Empowering Implementation Teams with a Learning Health System Approach: Leveraging Data to Improve Quality of Care for Transient Ischemic Attack

Nicholas A Rattray, Teresa M Damush, Edward J Miech, Barbara Homoya, Laura J Myers, Lauren S Penney, Jared Ferguson, Brenna Giacherio, Meetesh Kumar, Dawn M Bravata, Nicholas A Rattray, Teresa M Damush, Edward J Miech, Barbara Homoya, Laura J Myers, Lauren S Penney, Jared Ferguson, Brenna Giacherio, Meetesh Kumar, Dawn M Bravata

Abstract

Background: Questions persist about how learning healthcare systems should integrate audit and feedback (A&F) into quality improvement (QI) projects to support clinical teams' use of performance data to improve care quality.

Objective: To identify how a virtual "Hub" dashboard that provided performance data for patients with transient ischemic attack (TIA), a resource library, and a forum for sharing QI plans and tools supported QI activities among newly formed multidisciplinary clinical teams at six Department of Veterans Affairs (VA) medical centers.

Design: An observational, qualitative evaluation of how team members used a web-based Hub.

Participants: External facilitators and multidisciplinary team members at VA facilities engaged in QI to improve the quality of TIA care.

Approach: Qualitative implementation process and summative evaluation of observational Hub data (interviews with Hub users, structured field notes) to identify emergent, contextual themes and patterns of Hub usage.

Key results: The Hub supported newly formed multidisciplinary teams in implementing QI plans in three main ways: as an information interface for integrated monitoring of TIA performance; as a repository used by local teams and facility champions; and as a tool for team activation. The Hub enabled access to data that were previously inaccessible and unavailable and integrated that data with benchmark and scientific evidence to serve as a common data infrastructure. Led by champions, each implementation team used the Hub differently: local adoption of the staff and patient education materials; benchmarking facility performance against national rates and peer facilities; and positive reinforcement for QI plan development and monitoring. External facilitators used the Hub to help teams leverage data to target areas of improvement and disseminate local adaptations to promote resource sharing across teams.

Conclusions: As a dynamic platform for A&F operating within learning health systems, hubs represent a promising strategy to support local implementation of QI programs by newly formed, multidisciplinary teams.

Keywords: audit and feedback; care delivery; cerebrovascular disease; implementation science; quality dashboards; quality improvement; transient ischemic attack.

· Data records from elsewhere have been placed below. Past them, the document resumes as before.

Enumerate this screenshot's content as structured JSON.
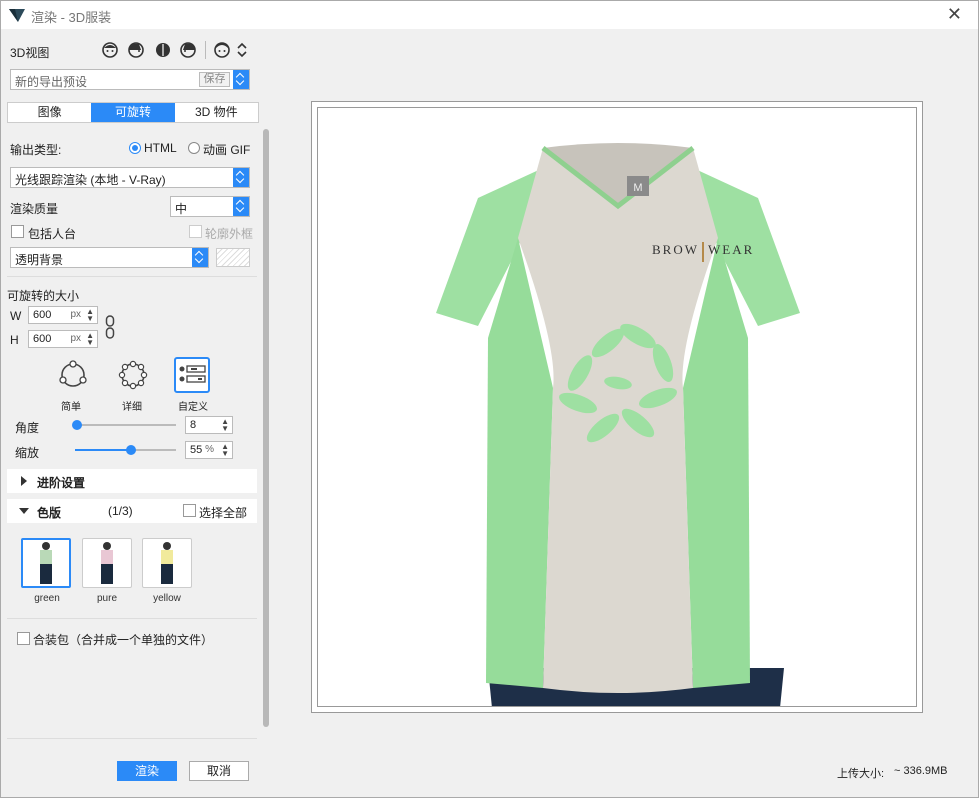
{
  "window": {
    "title": "渲染 - 3D服装"
  },
  "view3d": {
    "label": "3D视图"
  },
  "preset": {
    "value": "新的导出预设",
    "save_label": "保存"
  },
  "tabs": [
    {
      "label": "图像",
      "active": false
    },
    {
      "label": "可旋转",
      "active": true
    },
    {
      "label": "3D 物件",
      "active": false
    }
  ],
  "output": {
    "type_label": "输出类型:",
    "opt_html": "HTML",
    "opt_gif": "动画 GIF",
    "renderer": "光线跟踪渲染 (本地 - V-Ray)",
    "quality_label": "渲染质量",
    "quality_value": "中",
    "include_avatar": "包括人台",
    "outline": "轮廓外框",
    "background": "透明背景"
  },
  "size": {
    "label": "可旋转的大小",
    "w_label": "W",
    "w_value": "600",
    "h_label": "H",
    "h_value": "600",
    "unit": "px"
  },
  "presets": [
    {
      "label": "简单"
    },
    {
      "label": "详细"
    },
    {
      "label": "自定义"
    }
  ],
  "angle": {
    "label": "角度",
    "value": "8",
    "level": 0.0
  },
  "zoom": {
    "label": "缩放",
    "value": "55",
    "unit": "%",
    "level": 0.55
  },
  "advanced": {
    "label": "进阶设置"
  },
  "colorways": {
    "label": "色版",
    "count": "(1/3)",
    "select_all": "选择全部",
    "items": [
      {
        "label": "green",
        "color": "#b9d9b7"
      },
      {
        "label": "pure",
        "color": "#e9c7d4"
      },
      {
        "label": "yellow",
        "color": "#f1ea9c"
      }
    ]
  },
  "bundle": {
    "label": "合装包（合并成一个单独的文件）"
  },
  "actions": {
    "render": "渲染",
    "cancel": "取消"
  },
  "upload": {
    "label": "上传大小:",
    "value": "~ 336.9MB"
  },
  "preview": {
    "brand_text": "BROW",
    "brand_text2": "WEAR",
    "size_tag": "M"
  },
  "colors": {
    "accent": "#2b8af7",
    "shirt_body": "#dcd8d0",
    "shirt_side": "#96dc9a"
  }
}
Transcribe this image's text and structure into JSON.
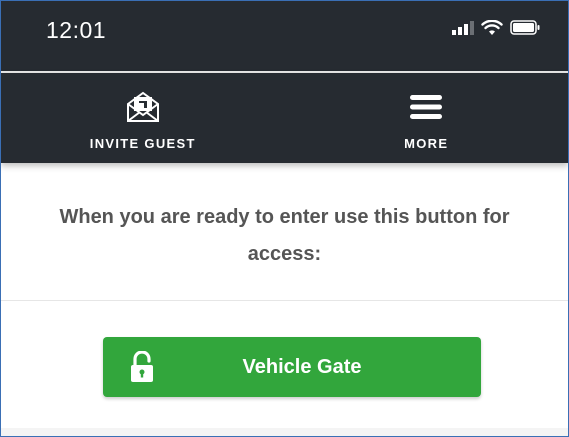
{
  "status_bar": {
    "time": "12:01",
    "icons": [
      "signal-icon",
      "wifi-icon",
      "battery-icon"
    ]
  },
  "nav": {
    "items": [
      {
        "label": "INVITE GUEST",
        "icon": "envelope-invite-icon"
      },
      {
        "label": "MORE",
        "icon": "hamburger-menu-icon"
      }
    ]
  },
  "main": {
    "instruction": "When you are ready to enter use this button for access:",
    "gate_button": {
      "label": "Vehicle Gate",
      "icon": "unlocked-padlock-icon",
      "color": "#32a63c"
    }
  },
  "colors": {
    "header_bg": "#262b31",
    "text_gray": "#555555"
  }
}
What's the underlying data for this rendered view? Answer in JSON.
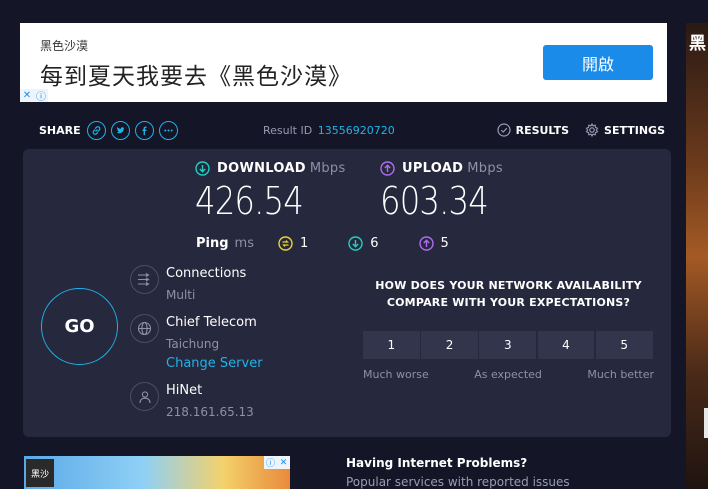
{
  "ad_top": {
    "brand": "黑色沙漠",
    "headline": "每到夏天我要去《黑色沙漠》",
    "cta": "開啟",
    "choices_close": "✕",
    "choices_info": "ⓘ"
  },
  "ad_side": {
    "glyph": "黑"
  },
  "toolbar": {
    "share_label": "SHARE",
    "result_label": "Result ID",
    "result_id": "13556920720",
    "results_label": "RESULTS",
    "settings_label": "SETTINGS"
  },
  "download": {
    "label": "DOWNLOAD",
    "unit": "Mbps",
    "value": "426.54"
  },
  "upload": {
    "label": "UPLOAD",
    "unit": "Mbps",
    "value": "603.34"
  },
  "ping": {
    "label": "Ping",
    "unit": "ms",
    "idle": "1",
    "download": "6",
    "upload": "5"
  },
  "go_label": "GO",
  "connections": {
    "title": "Connections",
    "value": "Multi"
  },
  "server": {
    "name": "Chief Telecom",
    "location": "Taichung",
    "change": "Change Server"
  },
  "isp": {
    "name": "HiNet",
    "ip": "218.161.65.13"
  },
  "survey": {
    "question_line1": "HOW DOES YOUR NETWORK AVAILABILITY",
    "question_line2": "COMPARE WITH YOUR EXPECTATIONS?",
    "options": [
      "1",
      "2",
      "3",
      "4",
      "5"
    ],
    "label_low": "Much worse",
    "label_mid": "As expected",
    "label_high": "Much better"
  },
  "ad_bottom": {
    "logo_text": "黑沙"
  },
  "help": {
    "title": "Having Internet Problems?",
    "subtitle": "Popular services with reported issues"
  },
  "colors": {
    "accent": "#1fb3e8",
    "download": "#1fd1c0",
    "upload": "#b06cf0",
    "ping_idle": "#e8d33a",
    "background": "#141526",
    "panel": "#26283d"
  }
}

Conflict of interest statement

The authors declare that they do not have a conflict of interest.

Figures

Figure 1
Figure 1
Screenshot of “quality dashboard” homepage of PREVENT Hub. Note: To maintain anonymity, facility names were removed from this screenshot. In the interface, the Without-Fail Rate in the top-left box (in red) is the current year-to-date WFR and is updated monthly. The WFR rate listed below adjacent to other indicators is the running average over the prior 4 quarters.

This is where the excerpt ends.